Prefiero pensar que no voy a olvidarme, que no harán estragos en mí los años ni el Alzheimer, ese alemán loco que se escapó de la segunda guerra y sigue asolando a la gente.
Prefiero pensar que si alguna tarde de lluvia, repaso un album de fotos, entenderé que ésta que veo en blanco y negro fue tomada de ese modo y no destiñó con el paso del tiempo.
Porque debo decirte que todos, vos y yo incluídos, vamos cambiando bastante, nos estiramos mucho al principio para volver a encogernos y arrugarnos al final.

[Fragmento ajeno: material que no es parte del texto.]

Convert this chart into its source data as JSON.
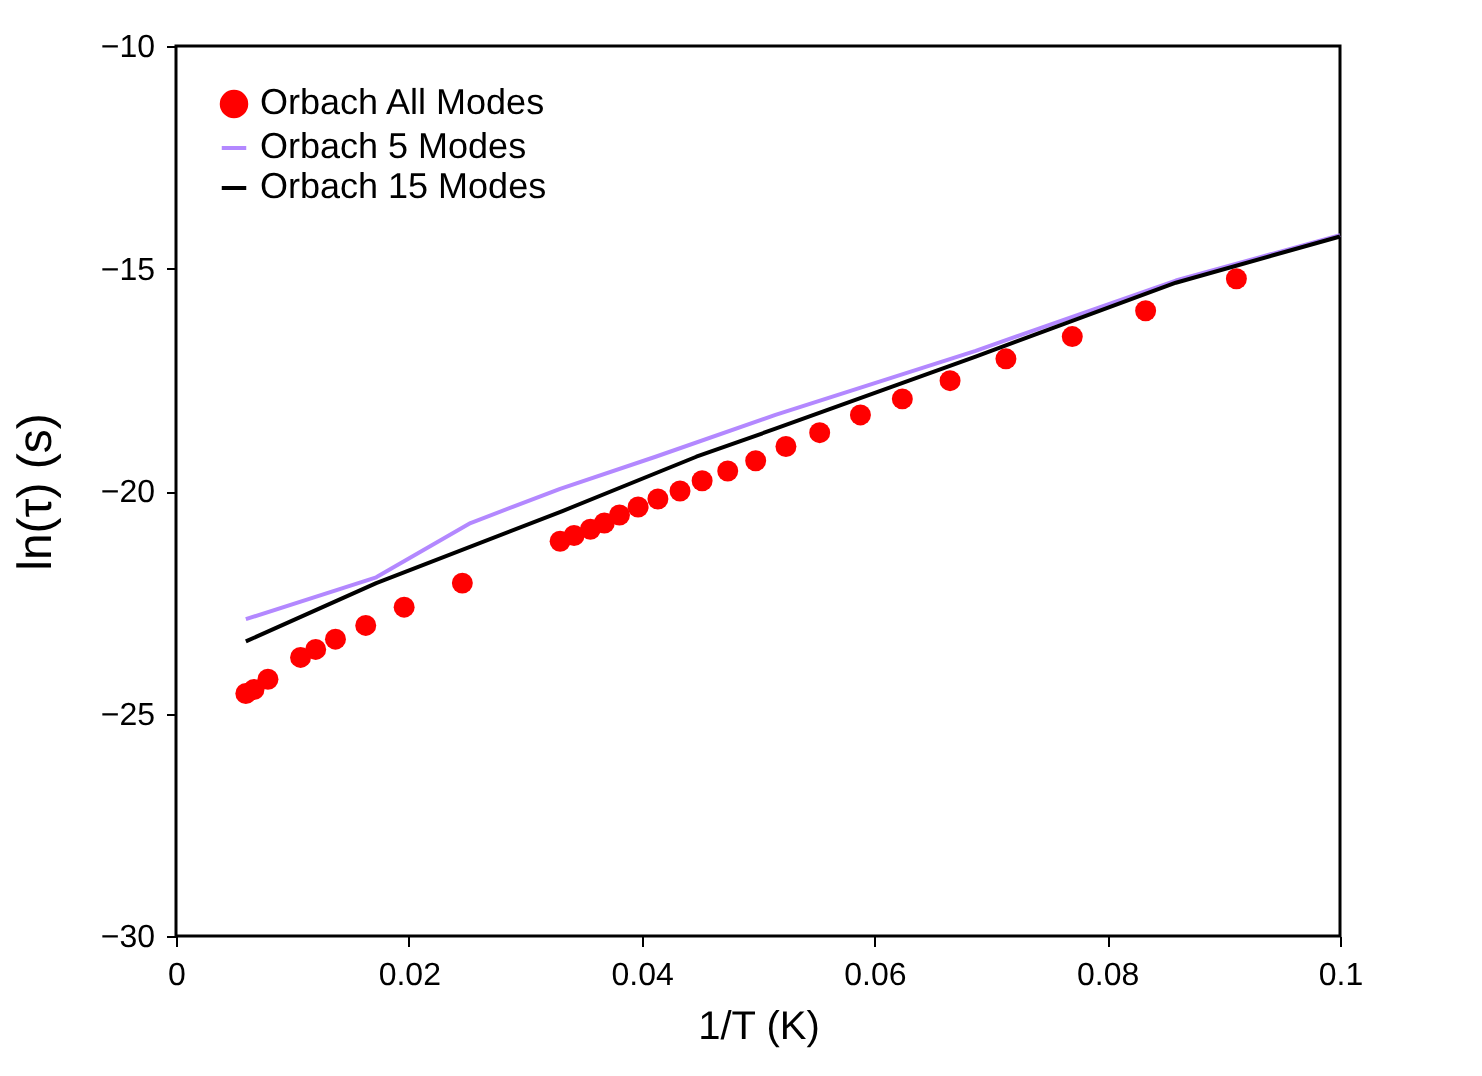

Y yo te veré crecer naturalmente y siempre serás Pedro o Polo, como te gusta que te llamen.
Me contarás historias cada día más complejas y yo te contaré las mías.
Pero no he de olvidarme de nuestras primeras charlas en la casa de tus viejos jugando en el jardín, luchando, ante la mirada vigilante de tu madre con el carnet de la obra social a mano y el botiquín de primeros auxilios.
Y menos debo olvidar que alguna noche en Uruguay escuchaste subido a mis hombros la historia de Rulloni y California que yo le contaba a tu padre y a partir de allí ese fue tu destino feliz cada vez que jugabas a viajar con tus viejos a algún sitio en los aviones que inventaste en el living de tu casa.
Y tampoco tendría que olvidarme que una tarde, en un campamento, nos tapamos con una toalla que tenía el increíble poder de aislar a las personas para que nadie escuche lo que se conversa cubierto con ella y vos lo probaste diciendo cosas terribles como: culo, pito, caca, mientras todos nos rodeaban, y cuando nos quitábamos la toalla mágica, nadie había escuchado nada.
Unos meses depués de esta fantástica prueba, me invitaste a tu cuarto, te sentaste en la cama y usaste el cubrecama con poderes similares a aquella toalla y conversamos sobre los miedos, tan parecidos en ese momento y siempre a los míos.
No debería olvidarme que con tus cuatro años vos decías que yo era tu amigo, palabra de extraño poder que me hace inmune a las tristezas, a las bombas neutrónicas, a los terremotos y a las noches de tormenta.